Retorno esse que sabemos ser tão difícil após 70 dias confinados no fim do túnel. Pós trauma, depressão, ansiedade, deslocamento, inadequações, sabemos todos, ou imaginamos o quanto é difícil uma vida normal depois de tanta anormalidade. Fiquei bem intrigada com os mimos: férias nas Ilhas Gregas, noites de Streap Tease; 10mil dólares; jogos no Real Madrid; Elvis Presley Foundation, e uma viagem para Menphis; pensão ; bolsas; roteiros para entrevistas; livros e filmes Hollywoodianos. Como os mineiros irão lidar com tudo isso? Ontem ouvi uma entrevista de um deles, com muita raiva, exigindo segurança. Falava que sentiam a terra tremer lá embaixo e ouviam dizer que estava tudo bem. Uma coisa é certa. Acredito que as minas no Chile, se abalaram por completo e não serão jamais as mesmas. Nem os mineiros, que se/não virarem celebridades, contarão suas próprias estórias.

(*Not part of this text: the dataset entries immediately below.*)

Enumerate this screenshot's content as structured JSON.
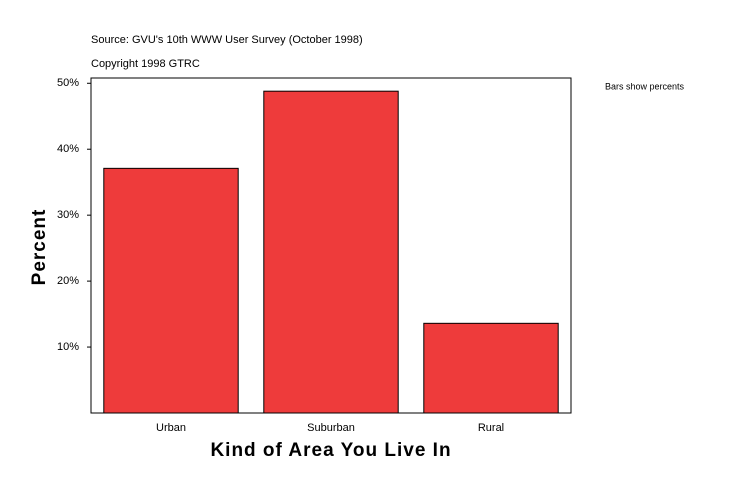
{
  "chart_data": {
    "type": "bar",
    "title": "Source: GVU's 10th WWW User Survey (October 1998)",
    "subtitle": "Copyright 1998 GTRC",
    "annotation": "Bars show percents",
    "x_label": "Kind of Area You Live In",
    "y_label": "Percent",
    "categories": [
      "Urban",
      "Suburban",
      "Rural"
    ],
    "values": [
      37.1,
      48.8,
      13.6
    ],
    "color": "#ee3b3b",
    "ylim": [
      0,
      50.8
    ],
    "yticks": [
      {
        "value": 10,
        "label": "10%"
      },
      {
        "value": 20,
        "label": "20%"
      },
      {
        "value": 30,
        "label": "30%"
      },
      {
        "value": 40,
        "label": "40%"
      },
      {
        "value": 50,
        "label": "50%"
      }
    ],
    "grid": false
  }
}
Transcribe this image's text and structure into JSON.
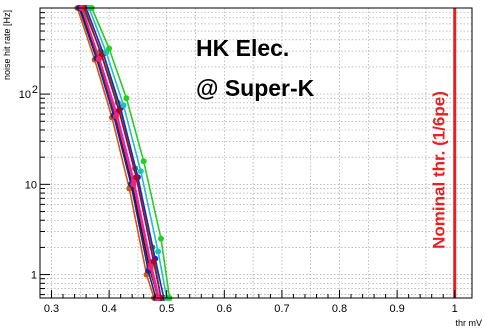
{
  "chart_data": {
    "type": "line",
    "title": "",
    "xlabel": "thr mV",
    "ylabel": "noise hit rate [Hz]",
    "xlim": [
      0.28,
      1.03
    ],
    "ylim": [
      0.55,
      900
    ],
    "yscale": "log",
    "grid": true,
    "legend": "none",
    "x_ticks": [
      "0.3",
      "0.4",
      "0.5",
      "0.6",
      "0.7",
      "0.8",
      "0.9",
      "1"
    ],
    "y_ticks": [
      {
        "value": 1,
        "base": "1",
        "exp": ""
      },
      {
        "value": 10,
        "base": "10",
        "exp": ""
      },
      {
        "value": 100,
        "base": "10",
        "exp": "2"
      }
    ],
    "annotations": {
      "line1": "HK Elec.",
      "line2": "@ Super-K",
      "nominal": "Nominal thr. (1/6pe)"
    },
    "nominal_threshold": {
      "x": 1.0,
      "color": "#e82020"
    },
    "series": [
      {
        "color": "#1aa01a",
        "points": [
          [
            0.355,
            900
          ],
          [
            0.385,
            300
          ],
          [
            0.415,
            80
          ],
          [
            0.445,
            15
          ],
          [
            0.475,
            2
          ],
          [
            0.49,
            0.55
          ]
        ]
      },
      {
        "color": "#2020d0",
        "points": [
          [
            0.36,
            900
          ],
          [
            0.39,
            280
          ],
          [
            0.42,
            70
          ],
          [
            0.45,
            12
          ],
          [
            0.48,
            1.5
          ],
          [
            0.495,
            0.55
          ]
        ]
      },
      {
        "color": "#111111",
        "points": [
          [
            0.35,
            900
          ],
          [
            0.38,
            260
          ],
          [
            0.41,
            60
          ],
          [
            0.44,
            10
          ],
          [
            0.47,
            1.2
          ],
          [
            0.485,
            0.55
          ]
        ]
      },
      {
        "color": "#e05010",
        "points": [
          [
            0.345,
            900
          ],
          [
            0.375,
            240
          ],
          [
            0.405,
            55
          ],
          [
            0.435,
            9
          ],
          [
            0.465,
            1.0
          ],
          [
            0.478,
            0.55
          ]
        ]
      },
      {
        "color": "#e020e0",
        "points": [
          [
            0.353,
            900
          ],
          [
            0.383,
            250
          ],
          [
            0.413,
            62
          ],
          [
            0.443,
            11
          ],
          [
            0.473,
            1.3
          ],
          [
            0.487,
            0.55
          ]
        ]
      },
      {
        "color": "#20c0c0",
        "points": [
          [
            0.365,
            900
          ],
          [
            0.395,
            290
          ],
          [
            0.425,
            75
          ],
          [
            0.455,
            14
          ],
          [
            0.485,
            1.8
          ],
          [
            0.5,
            0.55
          ]
        ]
      },
      {
        "color": "#a01020",
        "points": [
          [
            0.357,
            900
          ],
          [
            0.387,
            270
          ],
          [
            0.417,
            66
          ],
          [
            0.447,
            12
          ],
          [
            0.477,
            1.4
          ],
          [
            0.49,
            0.55
          ]
        ]
      },
      {
        "color": "#22d022",
        "points": [
          [
            0.37,
            900
          ],
          [
            0.4,
            320
          ],
          [
            0.43,
            90
          ],
          [
            0.46,
            18
          ],
          [
            0.49,
            2.5
          ],
          [
            0.505,
            0.55
          ]
        ]
      },
      {
        "color": "#0030a0",
        "points": [
          [
            0.348,
            900
          ],
          [
            0.378,
            250
          ],
          [
            0.408,
            58
          ],
          [
            0.438,
            10
          ],
          [
            0.468,
            1.1
          ],
          [
            0.481,
            0.55
          ]
        ]
      },
      {
        "color": "#ff2060",
        "points": [
          [
            0.352,
            900
          ],
          [
            0.382,
            245
          ],
          [
            0.412,
            57
          ],
          [
            0.442,
            10
          ],
          [
            0.472,
            1.2
          ],
          [
            0.484,
            0.55
          ]
        ]
      }
    ]
  }
}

Muitas foram as críticas também sobre o pegar carona dos políticos, no caso o presidente do Chile, o ministro das Minas, mas como não ficar ali perplexo, mesmo que o fato rendesse dividendos nas urnas, ainda mais, depois de um terremoto daquelas proporções que o Chile enfrentou há meses atrás. Ora, se todos os mortais não saíram de frente da TV, os políticos nessas horas, acho eu, com toda minha ingenuidade, que eles antes de mais nada, se rendem à tragédia humana, ao drama de reação e criatividade, em sintonia com um país latino-americano que se destaca por seu desenvolvimento humano, como ressaltou Piza.

E, saindo do sucesso do resgate dos 33 mineiros, estivemos diante de outros tipos de resgates, o do exercício da democracia; por aqui debate dos candidatos ao Governo da Paraíba, da Presidência da República; a data quase invisível do dia do Professor, esse profissional que hoje beira a histeria e exaustão…, e uma discussão imprópria e atropelada sobre o aborto e religião. Assuntos para épocas não eleitoreiras, prontas para outra oportunidade, e que meu e-mail deu uma pane de tantos textos prós e contras, misturados com sentimentos mais contraditórios que Fênix nenhuma era capaz de transformar: Raiva, usurpação, desinformação, preconceitos, oportunismos etc.

E o domingo está com sol intenso, verão no ar. E é essa luz do meu quintal iluminado, que envio daqui para esses 33 bravos pequenos grandes homens chilenos, que acabam de ver não o sol quadrado, mas radiante como a própria vida.